The bloc called for the implementation of policies that prevent the theft and misuse of Arab archives.
The Arab League stressed the need for the return of stolen archives from the region by foreign and colonial countries, in comments made during the 2022 Arab Document Day on Sunday.
The regional bloc held a meeting in its headquarters in Cairo, where member states emphasised the role of archives in connecting communities globally. Discussions over the looted Arab archives also took place under the Executive Committee on the Unified Arab Strategy.
The Arab League inked various memoranda of understanding between the General Secretariat of the League of Arab States along with several regional Arab documentation and information centres.
Haifa Abu-Ghazaleh, the bloc’s Assistant Secretary-General and Head of the Social Affairs Sector, noted that archives serve as a crucial element in preserving the memory of the Arab world and its identity.
The official called for the implementation of policies that prevent the theft and misuse of archives from the region.
Abu-Ghazaleh stressed that Arab nations bear the responsibility to protect archives, adding that Palestinian archives particularly help in preserving Jerusalem’s identity from ongoing Israeli distortions.
The ongoing Israeli occupation’s theft of Palestinian archives as well as its attempted erasure of the Palestinian identity remain as key issues of concern for the Arab League.
Aside from land theft, Israel has been exposed by Palestinians and activists globally for its attempt to steal key cultural elements, including traditional clothing as well as Palestinian cuisine.
Iraq’s stolen artefacts
Iraq has also been victim of stolen artefacts, with looting increasing since 2003 when the US launched a deadly invasion.
Last year, the US returned more than 17,000 smuggled artefacts to Iraq which date back 4,000 years.
In June, an Iraqi court sentenced retired British geologist Jim Fitton to 15 years for intentionally smuggling artefacts dating older than 200 years out of Baghdad.
The British national was arrested in March at the Baghdad airport upon discovery of items in his luggage.
In 2019, the British Museum also announced plans to return 154 Mesopotamian cuneiform tablets to the National Museum of Iraq in Baghdad that were taken in 2011.
Meanwhile in 2017, France returned to Egypt eight antiques that were seized by French customs in 2010. France had colonised Egypt between 1798 and 1801.
Then in 2018, Switzerland returned 26 ancient statues to Egypt and various amulets such as the Eye of Horus.

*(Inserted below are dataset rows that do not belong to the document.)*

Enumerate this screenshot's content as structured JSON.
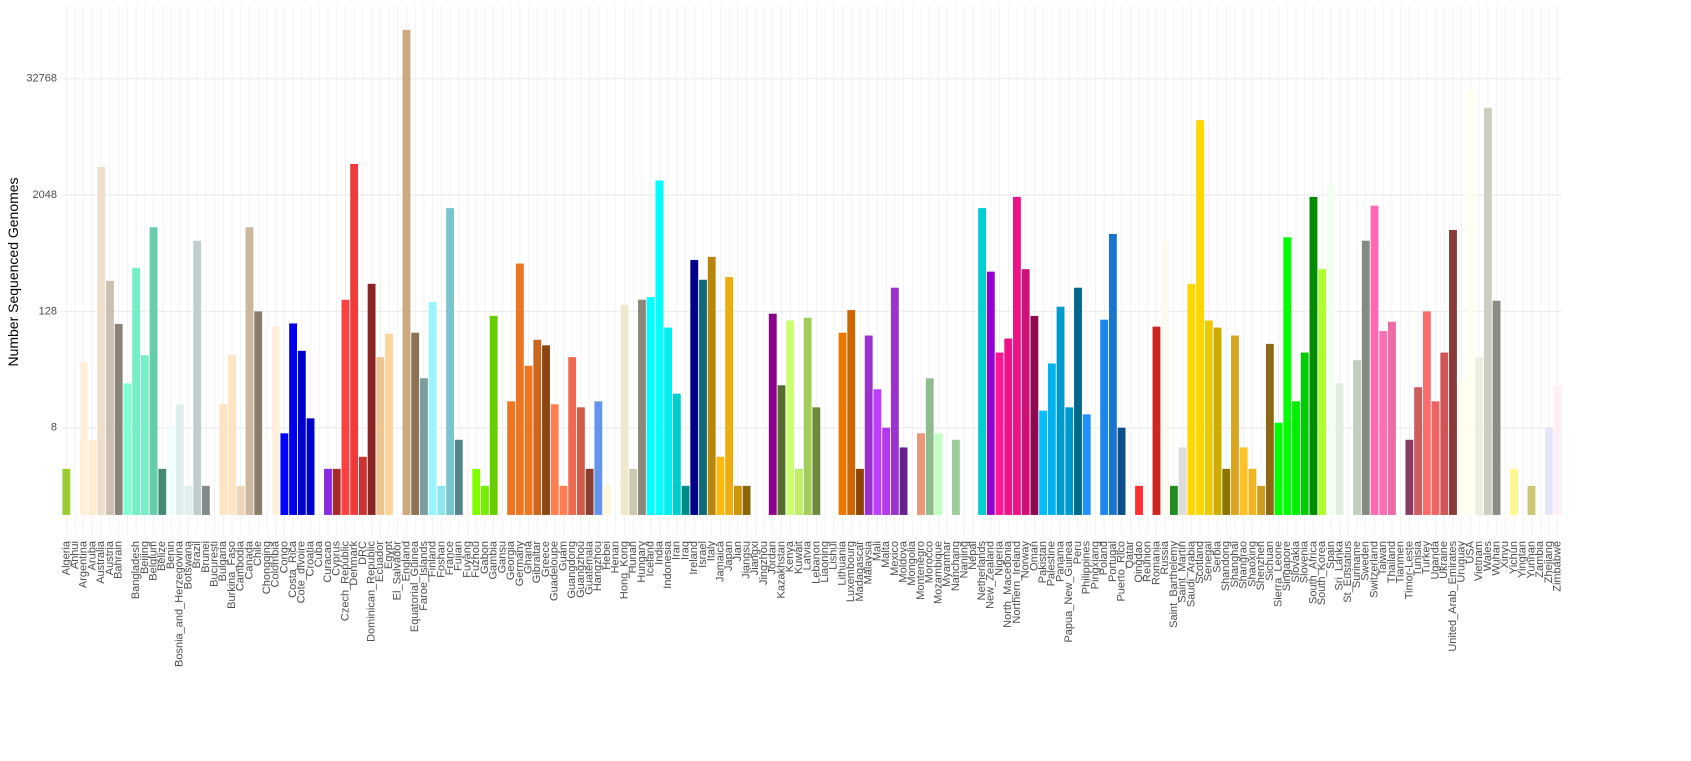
{
  "chart_data": {
    "type": "bar",
    "y_label": "Number Sequenced Genomes",
    "y_scale": "log2",
    "grid": true,
    "ylim": [
      0.62,
      190000
    ],
    "yticks": [
      8,
      128,
      2048,
      32768
    ],
    "categories": [
      "Algeria",
      "Anhui",
      "Argentina",
      "Aruba",
      "Australia",
      "Austria",
      "Bahrain",
      null,
      "Bangladesh",
      "Beijing",
      "Belgium",
      "Belize",
      "Benin",
      "Bosnia_and_Herzegovina",
      "Botswana",
      "Brazil",
      "Brunei",
      "Bucuresti",
      "Bulgaria",
      "Burkina_Faso",
      "Cambodia",
      "Canada",
      "Chile",
      "Chongqing",
      "Colombia",
      "Congo",
      "Costa_Rica",
      "Cote_dIvoire",
      "Croatia",
      "Cuba",
      "Curacao",
      "Cyprus",
      "Czech_Republic",
      "Denmark",
      "DRC",
      "Dominican_Republic",
      "Ecuador",
      "Egypt",
      "El_Salvador",
      "England",
      "Equatorial_Guinea",
      "Faroe_Islands",
      "Finland",
      "Foshan",
      "France",
      "Fujian",
      "Fuyang",
      "Fuzhou",
      "Gabon",
      "Gambia",
      "Gansu",
      "Georgia",
      "Germany",
      "Ghana",
      "Gibraltar",
      "Greece",
      "Guadeloupe",
      "Guam",
      "Guangdong",
      "Guangzhou",
      "Guatemala",
      "Hangzhou",
      "Hebei",
      "Henan",
      "Hong_Kong",
      "Hunan",
      "Hungary",
      "Iceland",
      "India",
      "Indonesia",
      "Iran",
      "Iraq",
      "Ireland",
      "Israel",
      "Italy",
      "Jamaica",
      "Japan",
      "Jian",
      "Jiangsu",
      "Jiangxi",
      "Jingzhou",
      "Jordan",
      "Kazakhstan",
      "Kenya",
      "Kuwait",
      "Latvia",
      "Lebanon",
      "Liaoning",
      "Lishui",
      "Lithuania",
      "Luxembourg",
      "Madagascar",
      "Malaysia",
      "Mali",
      "Malta",
      "Mexico",
      "Moldova",
      "Mongolia",
      "Montenegro",
      "Morocco",
      "Mozambique",
      "Myanmar",
      "Nanchang",
      "Nanjing",
      "Nepal",
      "Netherlands",
      "New_Zealand",
      "Nigeria",
      "North_Macedonia",
      "Northern_Ireland",
      "Norway",
      "Oman",
      "Pakistan",
      "Palestine",
      "Panama",
      "Papua_New_Guinea",
      "Peru",
      "Philippines",
      "Pingxiang",
      "Poland",
      "Portugal",
      "Puerto_Rico",
      "Qatar",
      "Qingdao",
      "Reunion",
      "Romania",
      "Russia",
      "Saint_Barthelemy",
      "Saint_Martin",
      "Saudi_Arabia",
      "Scotland",
      "Senegal",
      "Serbia",
      "Shandong",
      "Shanghai",
      "Shangrao",
      "Shaoxing",
      "Shenzhen",
      "Sichuan",
      "Sierra_Leone",
      "Singapore",
      "Slovakia",
      "Slovenia",
      "South_Africa",
      "South_Korea",
      "Spain",
      "Sri_Lanka",
      "St_Eustatius",
      "Suriname",
      "Sweden",
      "Switzerland",
      "Taiwan",
      "Thailand",
      "Tianmen",
      "Timor-Leste",
      "Tunisia",
      "Turkey",
      "Uganda",
      "Ukraine",
      "United_Arab_Emirates",
      "Uruguay",
      "USA",
      "Vietnam",
      "Wales",
      "Wuhan",
      "Xinyu",
      "Yichun",
      "Yingtan",
      "Yunnan",
      "Zambia",
      "Zhejiang",
      "Zimbabwe"
    ],
    "values": [
      3,
      1,
      38,
      6,
      4000,
      265,
      95,
      23,
      362,
      45,
      950,
      3,
      8,
      14,
      2,
      690,
      2,
      1,
      14,
      45,
      2,
      950,
      128,
      1,
      89,
      7,
      96,
      50,
      10,
      1,
      3,
      3,
      169,
      4300,
      4,
      247,
      43,
      75,
      1,
      105000,
      77,
      26,
      160,
      2,
      1500,
      6,
      1,
      3,
      2,
      115,
      1,
      15,
      400,
      35,
      65,
      57,
      14,
      2,
      43,
      13,
      3,
      15,
      2,
      1,
      150,
      3,
      169,
      180,
      2900,
      87,
      18,
      2,
      436,
      272,
      470,
      4,
      290,
      2,
      2,
      1,
      1,
      121,
      22,
      103,
      3,
      110,
      13,
      1,
      1,
      77,
      132,
      3,
      72,
      20,
      8,
      225,
      5,
      1,
      7,
      26,
      7,
      1,
      6,
      1,
      1,
      1500,
      330,
      48,
      67,
      1960,
      350,
      115,
      12,
      37,
      143,
      13,
      225,
      11,
      1,
      105,
      810,
      8,
      1,
      2,
      1,
      89,
      700,
      2,
      5,
      247,
      12200,
      103,
      87,
      3,
      72,
      5,
      3,
      2,
      59,
      9,
      750,
      15,
      48,
      1960,
      350,
      2600,
      23,
      1,
      40,
      690,
      1590,
      80,
      100,
      1,
      6,
      21,
      128,
      15,
      48,
      890,
      25,
      25000,
      43,
      16400,
      165,
      1,
      3,
      1,
      2,
      1,
      8,
      22
    ],
    "colors": [
      "#9acd32",
      "#fff8dc",
      "#ffefdb",
      "#ffebcd",
      "#eedfcc",
      "#cdc0b0",
      "#8b8378",
      "#7fffd4",
      "#76eec6",
      "#76eec6",
      "#66cdaa",
      "#458b74",
      "#f0ffff",
      "#e0eeee",
      "#e0eeee",
      "#c1cdcd",
      "#838b8b",
      "#ffe4c4",
      "#ffe4c4",
      "#ffe4c4",
      "#eed5b7",
      "#cdb79e",
      "#8b7d6b",
      "#ffebcd",
      "#fff0db",
      "#0000ff",
      "#0000ee",
      "#0000cd",
      "#0000cd",
      "#8a2be2",
      "#8a2be2",
      "#a52a2a",
      "#ff4040",
      "#ee3b3b",
      "#cd3333",
      "#8b2323",
      "#eec591",
      "#ffd39b",
      "#deb887",
      "#cdaa7d",
      "#8b7355",
      "#7a9e9f",
      "#98f5ff",
      "#8ee5ee",
      "#7ac5cd",
      "#53868b",
      "#7fff00",
      "#7fff00",
      "#76ee00",
      "#66cd00",
      "#d2691e",
      "#ee7621",
      "#ee7621",
      "#ee7621",
      "#cd661d",
      "#8b4513",
      "#ff7f50",
      "#ff7f50",
      "#ee6a50",
      "#cd5b45",
      "#8b3e2f",
      "#6495ed",
      "#fff8dc",
      "#fff8dc",
      "#eee8cd",
      "#cdc8b1",
      "#8b8878",
      "#00ffff",
      "#00ffff",
      "#00eeee",
      "#00cdcd",
      "#008b8b",
      "#00008b",
      "#0f6b73",
      "#b8860b",
      "#ffb90f",
      "#eead0e",
      "#cd950c",
      "#8b6508",
      "#8b008b",
      "#8b008b",
      "#8b008b",
      "#556b2f",
      "#caff70",
      "#bcee68",
      "#a2cd5a",
      "#6e8b3d",
      "#ee7600",
      "#ee7600",
      "#ee7600",
      "#cd6600",
      "#8b4500",
      "#9932cc",
      "#bf3eff",
      "#b23aee",
      "#9a32cd",
      "#68228b",
      "#e9967a",
      "#e9967a",
      "#8fbc8f",
      "#c1ffc1",
      "#b4eeb4",
      "#9bcd9b",
      "#00ced1",
      "#00ced1",
      "#00ced1",
      "#9400d3",
      "#ff1493",
      "#ee1289",
      "#ee1289",
      "#cd1076",
      "#8b0a50",
      "#00bfff",
      "#00b2ee",
      "#009acd",
      "#009acd",
      "#00688b",
      "#1e90ff",
      "#1e90ff",
      "#1c86ee",
      "#1874cd",
      "#104e8b",
      "#ff3030",
      "#ff3030",
      "#cd2626",
      "#cd2626",
      "#fffaf0",
      "#228b22",
      "#dcdcdc",
      "#ffd700",
      "#ffd700",
      "#eec900",
      "#cdad00",
      "#8b7500",
      "#daa520",
      "#ffc125",
      "#eeb422",
      "#cd9b1d",
      "#8b6914",
      "#00ff00",
      "#00ff00",
      "#00ee00",
      "#00cd00",
      "#008b00",
      "#adff2f",
      "#f0fff0",
      "#e0eee0",
      "#e0eee0",
      "#c1cdc1",
      "#838b83",
      "#ff69b4",
      "#ff6eb4",
      "#ee6aa7",
      "#8b3a62",
      "#8b3a62",
      "#cd5c5c",
      "#ff6a6a",
      "#ee6363",
      "#cd5555",
      "#8b3a3a",
      "#fffff0",
      "#fffff0",
      "#eeeee0",
      "#cdcdc1",
      "#8b8b83",
      "#fff68f",
      "#fff68f",
      "#eee685",
      "#cdc673",
      "#e6e6fa",
      "#e6e6fa",
      "#fff0f5"
    ]
  }
}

Doha has been leading global efforts to ensure the protection and preservation of historic pieces, as per its membership with the World Heritage Committee.
In 2014, Qatar pledged $10 million as part of a memorandum of understanding (MoU) signed with UNESCO to support its programme for the protection of cultural and natural heritage in emergency situations.
“This contribution is a direct response to the destruction of cultural heritage in times of conflict, and I take this as a call for all Member States and partners to join forces to halt cultural cleansing,” said UNESCO Director General Irina Bokova, said at the time.